Monday, November 4, 2013

Child labor and fertility

Child labor has often been described as a vicious circle. Parents have too little income to feed their family and require their children to work. Children do not get educated and end up earning too little to sustain their own family. One may then question why they decide to have children in the first place.

Simone D’Alessandro and Tamara Fioroni build a model of human capital and fertility with child labor. At least in theory, they highlight that destitute parents find it relatively advantageous to have children: they are less costly as they can work. If their net contribution is positive, they want to have many children. And this mechanism can be self-reinforcing if the gap between skilled and unskilled wages is large. This is an amplified quantity/quality trade-off that increases child labor and leads to more wage inequality. The only way out is to make it more attractive for unskilled parents to have fewer children and not have them work. Legislating child labor away will not help, as already demonstrated many times. One example was discussed here, and some was to get one of the vicious circle as well: 1, 2, 3.

Friday, November 1, 2013

Why monogamy?

Isn't it interesting that most human societies, even when not in contact with each other, evolved to a model with long-term monogamous families? What made it crucial for evolution to avoid polygyny, communal families or repeated monogamy? Certain biological traits must have been necessary (and sufficient?) for this to happen.

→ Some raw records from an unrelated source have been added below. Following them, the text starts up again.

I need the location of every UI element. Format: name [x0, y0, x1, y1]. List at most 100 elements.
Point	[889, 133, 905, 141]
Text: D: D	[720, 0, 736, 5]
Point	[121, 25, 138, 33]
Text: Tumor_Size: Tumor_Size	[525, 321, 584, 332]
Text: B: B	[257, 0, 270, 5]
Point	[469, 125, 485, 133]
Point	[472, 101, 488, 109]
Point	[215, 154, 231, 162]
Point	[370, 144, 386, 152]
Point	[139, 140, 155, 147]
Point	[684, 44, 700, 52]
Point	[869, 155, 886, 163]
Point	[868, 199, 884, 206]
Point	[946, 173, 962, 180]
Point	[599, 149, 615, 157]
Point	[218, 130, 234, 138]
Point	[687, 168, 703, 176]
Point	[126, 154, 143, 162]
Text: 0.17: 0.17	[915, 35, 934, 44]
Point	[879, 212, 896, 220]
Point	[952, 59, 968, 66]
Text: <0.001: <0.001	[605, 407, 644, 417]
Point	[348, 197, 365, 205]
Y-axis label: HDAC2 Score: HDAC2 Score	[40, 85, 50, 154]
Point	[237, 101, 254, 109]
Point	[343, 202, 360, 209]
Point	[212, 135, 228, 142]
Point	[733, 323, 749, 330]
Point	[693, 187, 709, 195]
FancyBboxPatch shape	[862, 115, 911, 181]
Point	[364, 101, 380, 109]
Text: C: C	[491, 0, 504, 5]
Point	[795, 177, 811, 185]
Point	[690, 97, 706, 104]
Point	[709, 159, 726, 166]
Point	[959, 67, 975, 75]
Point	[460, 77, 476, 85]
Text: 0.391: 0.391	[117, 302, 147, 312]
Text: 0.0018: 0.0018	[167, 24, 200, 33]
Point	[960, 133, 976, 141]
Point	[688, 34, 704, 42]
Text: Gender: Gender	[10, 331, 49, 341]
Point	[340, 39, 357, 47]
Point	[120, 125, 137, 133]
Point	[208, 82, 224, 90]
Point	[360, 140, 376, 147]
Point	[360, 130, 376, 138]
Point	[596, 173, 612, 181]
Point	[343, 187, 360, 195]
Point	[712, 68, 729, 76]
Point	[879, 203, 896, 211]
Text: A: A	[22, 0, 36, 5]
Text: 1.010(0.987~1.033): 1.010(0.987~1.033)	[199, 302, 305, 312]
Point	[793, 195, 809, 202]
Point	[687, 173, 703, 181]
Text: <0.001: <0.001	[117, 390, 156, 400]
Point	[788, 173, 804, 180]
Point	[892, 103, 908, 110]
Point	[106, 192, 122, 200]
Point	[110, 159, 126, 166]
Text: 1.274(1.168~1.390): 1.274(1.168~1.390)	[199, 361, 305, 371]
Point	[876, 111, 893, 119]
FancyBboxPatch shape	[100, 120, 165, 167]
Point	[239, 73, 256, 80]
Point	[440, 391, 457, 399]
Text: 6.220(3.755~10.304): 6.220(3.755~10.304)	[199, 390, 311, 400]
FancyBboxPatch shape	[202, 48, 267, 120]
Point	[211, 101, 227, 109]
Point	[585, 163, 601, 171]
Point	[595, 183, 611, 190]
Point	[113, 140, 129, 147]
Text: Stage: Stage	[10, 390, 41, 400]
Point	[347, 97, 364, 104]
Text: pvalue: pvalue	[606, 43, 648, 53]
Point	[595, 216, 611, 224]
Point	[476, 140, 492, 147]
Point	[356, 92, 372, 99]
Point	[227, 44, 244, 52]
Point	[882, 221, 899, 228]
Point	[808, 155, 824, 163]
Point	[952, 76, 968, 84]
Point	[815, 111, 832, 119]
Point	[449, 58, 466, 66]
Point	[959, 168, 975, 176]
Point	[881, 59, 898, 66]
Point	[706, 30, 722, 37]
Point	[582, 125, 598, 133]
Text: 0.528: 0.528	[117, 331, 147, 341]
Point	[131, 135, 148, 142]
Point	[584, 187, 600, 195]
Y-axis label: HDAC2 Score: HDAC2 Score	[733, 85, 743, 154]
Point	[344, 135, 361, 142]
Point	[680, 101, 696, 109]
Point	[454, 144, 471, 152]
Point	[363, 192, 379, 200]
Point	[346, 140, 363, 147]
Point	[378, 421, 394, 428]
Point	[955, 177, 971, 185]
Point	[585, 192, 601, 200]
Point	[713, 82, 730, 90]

Marco Francesconi, Christian Ghiglino and Motty Perry show that once you put this into the framework of a game theory model with overlapping generations, it all makes sense. You just need three features: children of different ages overlapping (i.e., women cannot bear "too many" children simultaneously), paternal investment (father need to help for children to succeed), fatherhood uncertainty (fathers may not be certain which children are theirs). This means that mothers need to secure the help of fathers by assuring that they are helping the right children thanks to monogamy. The first feature is necessary, but it is not clear to me why. I think it is because it gives more assurance to the father about paternity. Monogamy is then not only the most efficient family form in the sense that it maximizes the number of offspring, this is even amplified because it is the only form that creates altruistic ties between children.